Simple is Better Than Complex

Simple is Better Than Complex

My other job is being a partner in a bootstrapped SaaS business. Our product is a web app that brings GitHub-style visibility to Excel workbooks.

Our users push their Excel workbooks to a GitHub repository. We mirror that GitHub repository and let our users browse and diff their workbook's content as if it wasn't a binary file.

At its core, the technical challenges are all about parsing Excel files (binaries) and serialising them into a bunch of Git-friendly text and JSON files.

Depending on the size and complexity of the Excel workbook, this is a slow task. Multiple Excel files per commit, multiple commits per push and multiple repositories only add to the problem.

We rely heavily on Celery for this. As a Git commit comes in, we offload the workload to a Celery task. The Celery task traverses the commit in search of any Excel files and parses them. It then rewrites the commit with the serialised Excel file content, replacing the original binary file.

The root of all problems

In the early days of our product, I was fixated on optimising the time to process a commit. And so I deployed every trick in the Celery book. Parallelisation was my answer to everything.
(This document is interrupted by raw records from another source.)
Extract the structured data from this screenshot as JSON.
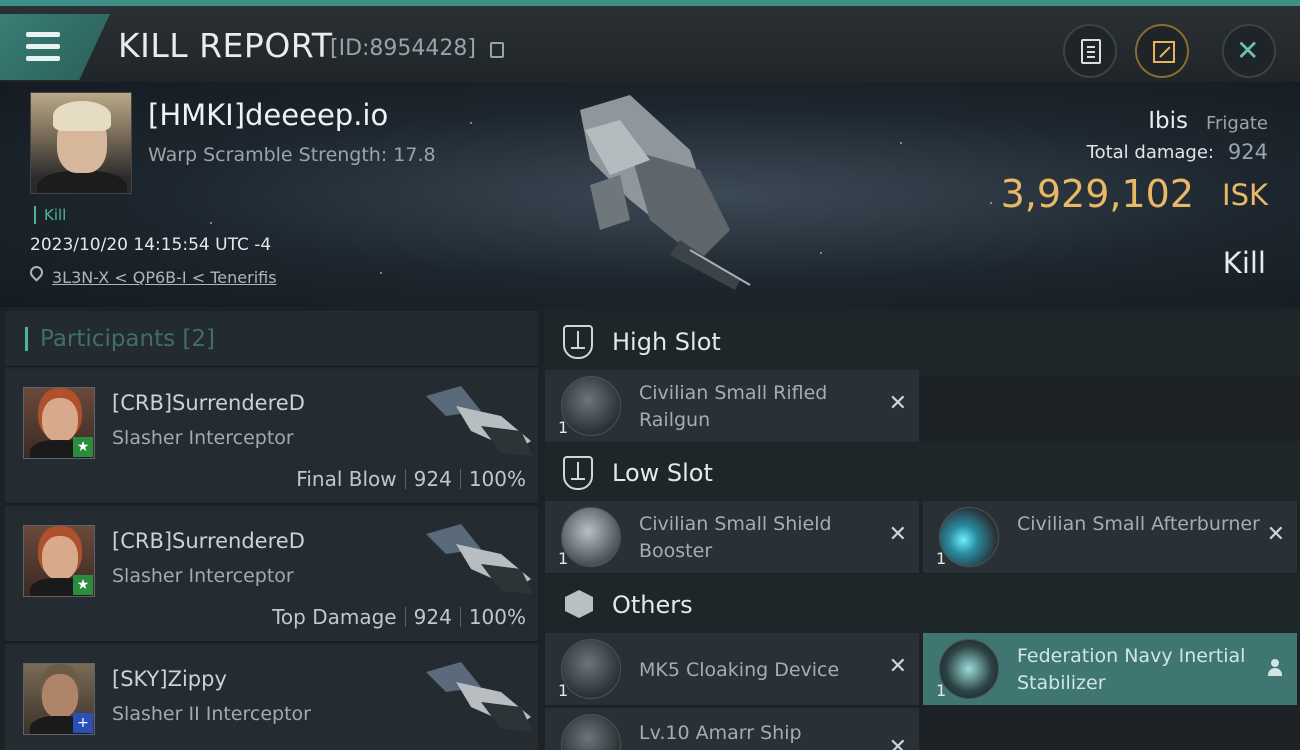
{
  "header": {
    "title": "KILL REPORT",
    "id_label": "[ID:8954428]",
    "icons": [
      "menu-icon",
      "copy-icon",
      "clipboard-icon",
      "share-icon",
      "close-icon"
    ]
  },
  "victim": {
    "name": "[HMKI]deeeep.io",
    "warp_scramble": "Warp Scramble Strength: 17.8",
    "tag": "Kill",
    "datetime": "2023/10/20 14:15:54 UTC -4",
    "location": "3L3N-X < QP6B-I < Tenerifis"
  },
  "loss": {
    "ship_name": "Ibis",
    "ship_class": "Frigate",
    "total_damage_label": "Total damage:",
    "total_damage_value": "924",
    "isk_value": "3,929,102",
    "isk_unit": "ISK",
    "result": "Kill"
  },
  "participants": {
    "title": "Participants",
    "count": "[2]",
    "rows": [
      {
        "name": "[CRB]SurrendereD",
        "ship": "Slasher Interceptor",
        "role": "Final Blow",
        "damage": "924",
        "percent": "100%",
        "badge": "★"
      },
      {
        "name": "[CRB]SurrendereD",
        "ship": "Slasher Interceptor",
        "role": "Top Damage",
        "damage": "924",
        "percent": "100%",
        "badge": "★"
      },
      {
        "name": "[SKY]Zippy",
        "ship": "Slasher II Interceptor",
        "badge": "+"
      }
    ]
  },
  "fitting": {
    "high_slot": {
      "title": "High Slot",
      "modules": [
        {
          "qty": "1",
          "name": "Civilian Small Rifled Railgun"
        }
      ]
    },
    "low_slot": {
      "title": "Low Slot",
      "modules": [
        {
          "qty": "1",
          "name": "Civilian Small Shield Booster"
        },
        {
          "qty": "1",
          "name": "Civilian Small Afterburner"
        }
      ]
    },
    "others": {
      "title": "Others",
      "modules": [
        {
          "qty": "1",
          "name": "MK5 Cloaking Device"
        },
        {
          "qty": "1",
          "name": "Federation Navy Inertial Stabilizer"
        },
        {
          "qty": "",
          "name": "Lv.10 Amarr Ship"
        }
      ]
    },
    "remove_symbol": "✕"
  },
  "colors": {
    "accent": "#3d8f86",
    "isk_gold": "#e9b864",
    "kill_tag": "#4fb39d",
    "active_module": "#3f7671"
  }
}
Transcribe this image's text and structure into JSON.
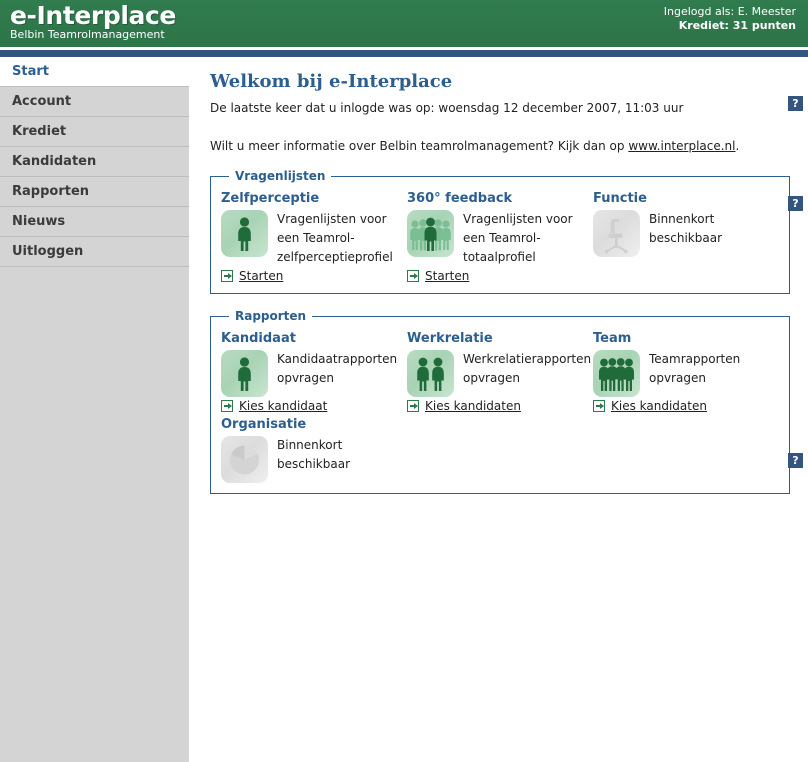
{
  "header": {
    "brand_title": "e-Interplace",
    "brand_subtitle": "Belbin Teamrolmanagement",
    "session_user": "Ingelogd als: E. Meester",
    "session_credit": "Krediet: 31 punten",
    "accent_green": "#2f7a4d",
    "accent_blue": "#33557f"
  },
  "sidebar": {
    "items": [
      {
        "label": "Start",
        "active": true
      },
      {
        "label": "Account",
        "active": false
      },
      {
        "label": "Krediet",
        "active": false
      },
      {
        "label": "Kandidaten",
        "active": false
      },
      {
        "label": "Rapporten",
        "active": false
      },
      {
        "label": "Nieuws",
        "active": false
      },
      {
        "label": "Uitloggen",
        "active": false
      }
    ]
  },
  "main": {
    "page_title": "Welkom bij e-Interplace",
    "last_login": "De laatste keer dat u inlogde was op: woensdag 12 december 2007, 11:03 uur",
    "info_prefix": "Wilt u meer informatie over Belbin teamrolmanagement? Kijk dan op ",
    "info_link": "www.interplace.nl",
    "info_suffix": ".",
    "help_label": "?"
  },
  "questionnaires": {
    "legend": "Vragenlijsten",
    "cards": [
      {
        "title": "Zelfperceptie",
        "text": "Vragenlijsten voor een Teamrol-zelfperceptieprofiel",
        "link": "Starten",
        "icon": "single-person-icon",
        "enabled": true
      },
      {
        "title": "360° feedback",
        "text": "Vragenlijsten voor een Teamrol-totaalprofiel",
        "link": "Starten",
        "icon": "group-person-icon",
        "enabled": true
      },
      {
        "title": "Functie",
        "text": "Binnenkort beschikbaar",
        "link": "",
        "icon": "office-chair-icon",
        "enabled": false
      }
    ]
  },
  "reports": {
    "legend": "Rapporten",
    "cards": [
      {
        "title": "Kandidaat",
        "text": "Kandidaatrapporten opvragen",
        "link": "Kies kandidaat",
        "icon": "single-person-icon",
        "enabled": true
      },
      {
        "title": "Werkrelatie",
        "text": "Werkrelatierapporten opvragen",
        "link": "Kies kandidaten",
        "icon": "two-persons-icon",
        "enabled": true
      },
      {
        "title": "Team",
        "text": "Teamrapporten opvragen",
        "link": "Kies kandidaten",
        "icon": "four-persons-icon",
        "enabled": true
      }
    ],
    "organisation": {
      "title": "Organisatie",
      "text": "Binnenkort beschikbaar",
      "link": "",
      "icon": "pie-chart-icon",
      "enabled": false
    }
  }
}
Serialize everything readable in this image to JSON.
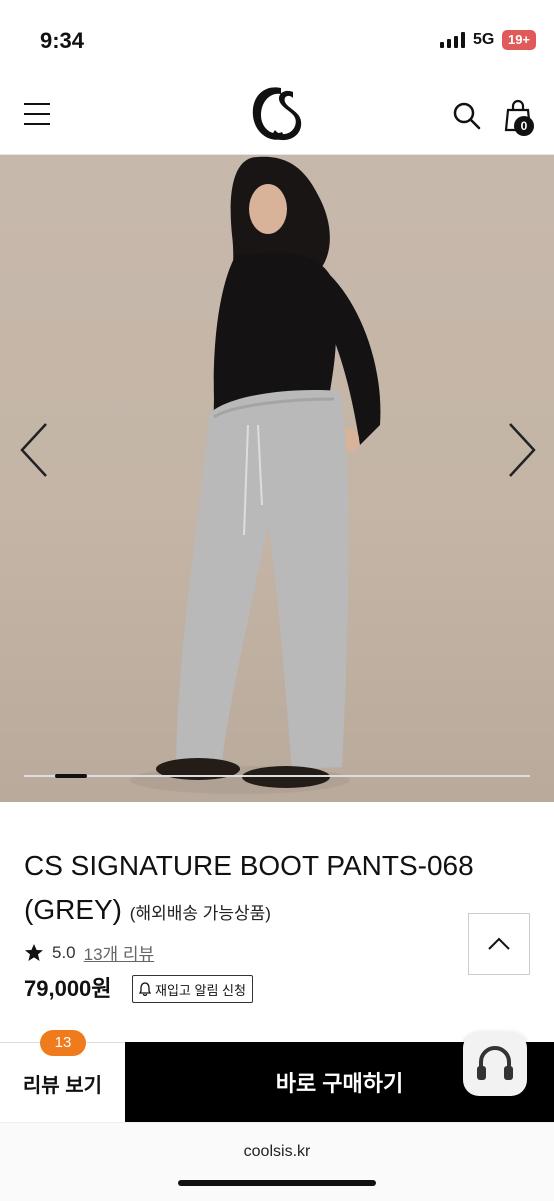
{
  "status_bar": {
    "time": "9:34",
    "network": "5G",
    "battery": "19+"
  },
  "header": {
    "menu_icon": "hamburger-menu-icon",
    "logo": "cs-logo",
    "search_icon": "search-icon",
    "cart_icon": "shopping-bag-icon",
    "cart_count": "0"
  },
  "gallery": {
    "prev_icon": "chevron-left-icon",
    "next_icon": "chevron-right-icon",
    "active_slide": 1
  },
  "product": {
    "title": "CS SIGNATURE BOOT PANTS-068",
    "title_line2": "(GREY)",
    "title_note": "(해외배송 가능상품)",
    "rating": "5.0",
    "reviews_link": "13개 리뷰",
    "price": "79,000원",
    "restock_button": "재입고 알림 신청"
  },
  "bottom_bar": {
    "review_count_badge": "13",
    "review_button": "리뷰 보기",
    "buy_button": "바로 구매하기"
  },
  "browser": {
    "url": "coolsis.kr"
  },
  "colors": {
    "badge": "#f07b1c",
    "buy_bg": "#000000",
    "battery": "#e05a5a"
  }
}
The version we shipped to our first paying on-premise customer back in 2017 relied heavily on chains, groups and chords. It was fast. And it was complex.
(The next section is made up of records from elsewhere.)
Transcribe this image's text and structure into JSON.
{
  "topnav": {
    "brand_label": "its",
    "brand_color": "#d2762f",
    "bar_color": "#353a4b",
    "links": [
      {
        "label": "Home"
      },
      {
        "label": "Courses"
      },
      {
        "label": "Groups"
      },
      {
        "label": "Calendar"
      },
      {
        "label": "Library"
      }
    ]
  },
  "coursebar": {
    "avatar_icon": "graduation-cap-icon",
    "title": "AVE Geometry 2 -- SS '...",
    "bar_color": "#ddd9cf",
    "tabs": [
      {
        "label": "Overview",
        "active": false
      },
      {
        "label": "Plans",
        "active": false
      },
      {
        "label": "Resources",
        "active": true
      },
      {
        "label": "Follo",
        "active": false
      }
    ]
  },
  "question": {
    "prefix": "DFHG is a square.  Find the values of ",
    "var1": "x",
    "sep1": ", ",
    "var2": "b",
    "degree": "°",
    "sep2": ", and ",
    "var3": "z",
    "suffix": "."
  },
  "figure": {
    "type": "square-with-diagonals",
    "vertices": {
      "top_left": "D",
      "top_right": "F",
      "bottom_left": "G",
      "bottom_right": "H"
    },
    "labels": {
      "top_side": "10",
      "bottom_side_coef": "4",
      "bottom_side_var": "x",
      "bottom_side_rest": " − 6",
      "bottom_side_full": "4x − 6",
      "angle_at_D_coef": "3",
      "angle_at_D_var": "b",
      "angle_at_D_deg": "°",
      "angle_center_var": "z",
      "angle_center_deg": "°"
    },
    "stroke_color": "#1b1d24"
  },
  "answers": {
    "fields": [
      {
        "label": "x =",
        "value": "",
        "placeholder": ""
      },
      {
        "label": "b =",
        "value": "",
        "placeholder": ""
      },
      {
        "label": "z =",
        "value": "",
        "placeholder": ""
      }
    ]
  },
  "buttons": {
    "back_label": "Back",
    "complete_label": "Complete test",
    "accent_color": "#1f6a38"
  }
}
It was so horribly complex that troubleshooting was literally finding that needle in a haystack.

My premature fixation on efficient processing not only led to a complex Celery workflow canvas. It also led to some design decisions that proved difficult to migrate away from as a bootstrapped startup with limited manpower.

Simplify all the things

Fast forward to 2023 (!) and through a combination of utter frustration and fortunate circumstances, we finally decided to reduce complexity and refactor. It took my business partner and me six months to tame the beast.

Our codebase now weighs 13,000 lines of code less. What used to be a complex Celery workflow, made up of over ten tasks, is now a simple single task. Task progress is now easy to follow, troubleshoot and feedback to the user via the UI.

When something goes wrong, I have a pretty good idea of where to start looking. What used to cost me hours (not including the time I procrastinated because of the pure thought of the horror that was to come), is now down to ten minutes most of the time.

Does processing an Excel file now take longer? Yes, it does. But as it turns out, a good UI experience makes more than up for it.

Lessons learned

Here are my lessons learned, even though they all sound like clichés:

  • stick with a simple Celery workflow canvas

  • avoid groups and chords if you can

  • if you think you cannot avoid groups and chords, think again

  • beware of "design spills" when using complex Celery primitives

  • decide on your app workflow first, then on your Celery implementation

PS: Our old Vue.js frontend is gone as well. We replaced it with htmx, but that's another story for another day.